The only reason the OP wasn't watching her LO closely enough to see that he'd gone out the door is that she had been told that the door would be locked. Just as she'd be reassured at the national park that her child was being watched by the other adult.

OP, both those people were irresponsible to lie to you. Thank goodness you didn't learn that by having your child harmed by their lack of trustworthiness.
post #16 of 74
Weird. If I tell someone I'm going to watch their child, I watch them. You know, with my eyes. Even without the fact that you're talking about a 1 year old in a public park, she said she would watch him and then didn't do it.
post #17 of 74
Quote:
Originally Posted by sapphire_chan View Post

The only reason the OP wasn't watching her LO closely enough to see that he'd gone out the door is that she had been told that the door would be locked. Just as she'd be reassured at the national park that her child was being watched by the other adult.
I agree with this. I wouldn't call them names though. My own three year olds were very physically and mentally mature and by the time the *oldest* was still 3 we were pretty far from babyproofing things like doors to the outside. We were more like, you guys want to go on a four mile round trip bike ride (each person on his own independent bike)?

I can see losing touch with the needs of a 1 year old especially if tired from a new baby.

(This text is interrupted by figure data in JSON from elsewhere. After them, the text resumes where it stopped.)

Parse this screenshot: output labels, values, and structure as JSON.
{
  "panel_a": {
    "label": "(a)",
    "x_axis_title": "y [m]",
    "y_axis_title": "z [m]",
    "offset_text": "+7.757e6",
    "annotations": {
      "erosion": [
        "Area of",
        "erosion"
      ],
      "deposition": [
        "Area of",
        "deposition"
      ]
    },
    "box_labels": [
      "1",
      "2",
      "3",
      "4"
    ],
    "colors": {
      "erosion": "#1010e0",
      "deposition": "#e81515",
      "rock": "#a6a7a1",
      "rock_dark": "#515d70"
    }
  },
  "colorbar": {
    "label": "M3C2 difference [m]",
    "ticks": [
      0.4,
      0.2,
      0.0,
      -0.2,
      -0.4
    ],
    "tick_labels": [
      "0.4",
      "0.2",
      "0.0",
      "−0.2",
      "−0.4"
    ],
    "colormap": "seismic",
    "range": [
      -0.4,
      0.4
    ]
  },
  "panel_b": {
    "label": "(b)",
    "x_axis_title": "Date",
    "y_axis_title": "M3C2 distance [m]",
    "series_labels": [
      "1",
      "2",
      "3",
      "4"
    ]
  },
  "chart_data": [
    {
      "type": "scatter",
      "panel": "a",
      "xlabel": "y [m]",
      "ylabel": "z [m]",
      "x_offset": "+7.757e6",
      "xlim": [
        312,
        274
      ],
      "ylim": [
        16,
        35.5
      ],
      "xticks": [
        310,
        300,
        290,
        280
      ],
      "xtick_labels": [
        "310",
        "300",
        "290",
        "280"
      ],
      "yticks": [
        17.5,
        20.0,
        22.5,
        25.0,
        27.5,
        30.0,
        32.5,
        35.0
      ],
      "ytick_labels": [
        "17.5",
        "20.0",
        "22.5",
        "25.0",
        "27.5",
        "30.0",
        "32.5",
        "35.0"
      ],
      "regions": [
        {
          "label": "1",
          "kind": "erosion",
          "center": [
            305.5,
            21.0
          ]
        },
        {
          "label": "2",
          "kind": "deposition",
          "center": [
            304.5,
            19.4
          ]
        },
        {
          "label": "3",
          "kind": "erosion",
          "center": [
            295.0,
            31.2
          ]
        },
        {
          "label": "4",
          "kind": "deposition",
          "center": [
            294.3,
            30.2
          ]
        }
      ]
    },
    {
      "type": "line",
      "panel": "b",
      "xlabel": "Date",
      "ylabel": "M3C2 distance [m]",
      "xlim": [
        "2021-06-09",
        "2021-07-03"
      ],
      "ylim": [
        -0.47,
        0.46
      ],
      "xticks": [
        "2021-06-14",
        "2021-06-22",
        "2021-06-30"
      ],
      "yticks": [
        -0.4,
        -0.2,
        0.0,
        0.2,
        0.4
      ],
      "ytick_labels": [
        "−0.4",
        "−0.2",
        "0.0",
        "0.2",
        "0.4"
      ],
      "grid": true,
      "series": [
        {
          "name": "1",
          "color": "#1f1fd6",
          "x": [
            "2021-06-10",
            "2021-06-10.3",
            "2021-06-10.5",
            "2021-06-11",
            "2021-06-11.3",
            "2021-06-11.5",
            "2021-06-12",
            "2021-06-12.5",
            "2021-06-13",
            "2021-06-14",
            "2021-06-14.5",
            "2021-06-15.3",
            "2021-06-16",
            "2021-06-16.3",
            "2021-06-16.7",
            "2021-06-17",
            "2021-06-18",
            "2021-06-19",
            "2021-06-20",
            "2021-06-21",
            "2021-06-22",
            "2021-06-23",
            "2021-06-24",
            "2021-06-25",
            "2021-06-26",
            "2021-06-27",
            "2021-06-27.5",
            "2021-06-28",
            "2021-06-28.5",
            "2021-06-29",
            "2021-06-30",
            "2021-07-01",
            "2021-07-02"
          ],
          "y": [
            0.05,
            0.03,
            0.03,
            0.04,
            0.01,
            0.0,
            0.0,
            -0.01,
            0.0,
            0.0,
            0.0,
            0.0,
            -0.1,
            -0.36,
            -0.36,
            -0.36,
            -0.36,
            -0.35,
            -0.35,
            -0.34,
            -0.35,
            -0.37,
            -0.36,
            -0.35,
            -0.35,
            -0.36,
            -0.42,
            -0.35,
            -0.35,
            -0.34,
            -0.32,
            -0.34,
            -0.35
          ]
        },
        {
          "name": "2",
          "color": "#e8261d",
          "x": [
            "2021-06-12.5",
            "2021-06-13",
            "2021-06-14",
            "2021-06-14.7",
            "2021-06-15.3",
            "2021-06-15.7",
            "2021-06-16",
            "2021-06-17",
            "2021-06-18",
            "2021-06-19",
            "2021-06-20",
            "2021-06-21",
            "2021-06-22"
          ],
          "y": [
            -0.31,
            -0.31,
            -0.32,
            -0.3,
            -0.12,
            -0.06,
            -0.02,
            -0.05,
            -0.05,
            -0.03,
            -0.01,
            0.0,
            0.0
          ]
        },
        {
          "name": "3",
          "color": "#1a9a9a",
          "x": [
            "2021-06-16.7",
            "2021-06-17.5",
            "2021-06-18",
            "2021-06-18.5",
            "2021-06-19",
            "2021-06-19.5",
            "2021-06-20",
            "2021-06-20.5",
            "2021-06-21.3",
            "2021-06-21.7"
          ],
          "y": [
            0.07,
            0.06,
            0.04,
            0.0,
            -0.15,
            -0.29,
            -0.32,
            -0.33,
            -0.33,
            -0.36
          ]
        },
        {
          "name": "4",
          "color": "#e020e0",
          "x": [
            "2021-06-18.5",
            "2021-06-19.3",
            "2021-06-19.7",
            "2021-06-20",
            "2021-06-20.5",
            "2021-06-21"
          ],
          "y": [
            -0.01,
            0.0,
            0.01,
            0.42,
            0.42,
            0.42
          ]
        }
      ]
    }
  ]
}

You have definitely been put on notice that they both have a short attention span and are not going to take responsibility to fix that. I think it's OK to say, this is not a good match for me for playdates now because it's too much work to keep up with their mistakes. I'd say have them over to your house only, but they could open those doors too.
post #18 of 74
Quote:
Originally Posted by MittensKittens View Post
I will see them again at the meetings of the group we both belong to, but other than that I don't think I want to continue the friendship. Do you think I am overreacting?
You are not over re-acting. There are two separate issues. First, your ideas on safety are very different. Second, they are really disrespectful to YOU. If it were only the first, and they understood that their ideas were different and they were respectful to you about it, then there could be a chance for a friendship, but the combination is lethal for friendship.

We are semi-free range (more so than any families we know IRL) and I know that my kids guidelines are out of sync with many of their friends. I totally respect their friends' parents as I believe that all parents are making the best choices they can based on loving their kids. To laugh at another parent or say you are going to do something that you know is a big deal to the other parent and then just not bother is unacceptable.
post #19 of 74
I was thinking it might be cultural as well. I remember a Dr. Phil (!) episode where a man from the region where you live was married to an American woman and she was horrified at how lax he was about their 4-year-old's safety. Of course your friends might be posting right now about their incredibly laissez-faire friend who doesn't make her one-year-old wear a coat and wool hat in the summer.
post #20 of 74
Quote:
Originally Posted by MittensKittens View Post
So I asked her to lock the door, and her husband replied, "Oh, I got it, I will lock the door and stay right by it so nobody can try and open it." With that thought, I continued drinking coffee.
I was surprised you said you continued drinking your coffee because as soon as I read that I assumed he was being sarcastic. Maybe it's just me though, but I started laughing . I mean who would just sit there by their locked front door to make sure no one would go out?